Mongodb Aggregation Framework: Does $group use index?
Per Mongo's 4.2 $group documentation, there is a special optimization for $first:
Optimization to Return the First Document of Each Group
If a pipeline sorts and groups by the same field and the $group stage only uses the $first accumulator operator, consider adding an index on the grouped field which matches the sort order. In some cases, the $group stage can use the index to quickly find the first document of each group.
It makes sense, since only the first entry in an ordered index should be needed for each bin in the $group stage. Unfortunately, in my 3.6 testing, I haven't been able to get nearly the performance I would expect if the index were really being used. I've posted about that problem in detail in another question.
EDIT 2020-04-23
I confirmed with Atlas's MongoDB Support that this $first optimization was added in Mongo 4.2, hence my trouble getting it to work with 3.6. There is also a bug preventing it from working with a composite $group _id at the moment. Further details are available in the post that I linked above.
$group
does not use index data.
From the mongoDB docs:
The $match and $sort pipeline operators can take advantage of an index when they occur at the beginning of the pipeline.
The $geoNear pipeline operator takes advantage of a geospatial index. When using $geoNear, the $geoNear pipeline operation must appear as the first stage in an aggregation pipeline.

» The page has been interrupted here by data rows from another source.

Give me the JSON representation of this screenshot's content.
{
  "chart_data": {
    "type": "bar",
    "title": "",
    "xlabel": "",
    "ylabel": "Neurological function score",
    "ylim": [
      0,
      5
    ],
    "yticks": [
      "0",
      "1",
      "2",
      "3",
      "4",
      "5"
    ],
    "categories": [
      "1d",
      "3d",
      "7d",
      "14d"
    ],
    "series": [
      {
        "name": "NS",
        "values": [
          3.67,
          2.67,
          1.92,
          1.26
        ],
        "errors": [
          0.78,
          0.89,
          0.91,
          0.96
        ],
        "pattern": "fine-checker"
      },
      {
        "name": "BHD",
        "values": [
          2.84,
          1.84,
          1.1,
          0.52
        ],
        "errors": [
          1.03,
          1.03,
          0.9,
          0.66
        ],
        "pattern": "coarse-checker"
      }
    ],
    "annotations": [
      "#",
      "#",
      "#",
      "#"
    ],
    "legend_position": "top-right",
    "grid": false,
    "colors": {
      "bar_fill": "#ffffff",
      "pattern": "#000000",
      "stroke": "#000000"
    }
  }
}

@ArthurTacca, as of Mongo 4.0 $sort
preceding $group
will speed up things significantly. See https://stackoverflow.com/a/56427875/92049.
As 4J41's answer says, $group
does not (directly) use an index, although $sort
does if it is the first stage in the pipeline. However, it seems possible that $group
could, in principle, have an optimised implementation if it immediately follows a $sort
, in which case you could make it effectively make use of an index by putting a $sort
before hand.
There does not seem to be a straight answer either way in the docs about whether $group
has this optimisation (although I bet there would be if it did, so this suggests it doesn't). The answer is in MongoDB bug 4507: currently $group
does NOT have this implementation, so the top line of 4J41's answer is right after all. If you really need efficiency, depending on the application it may be quickest to use a regular query and do the grouping in your client code.
Edit: As sebastian's answer says, it seems that in practice using $sort
(that can take advantage of an index) before a $group
can make a very large speed improvement. The bug above is still open so it seems that it is not making the absolute best possible advantage of the index (that is, starting to group items as items are loaded, rather than loading them all in memory first). But it is still certainly worth doing.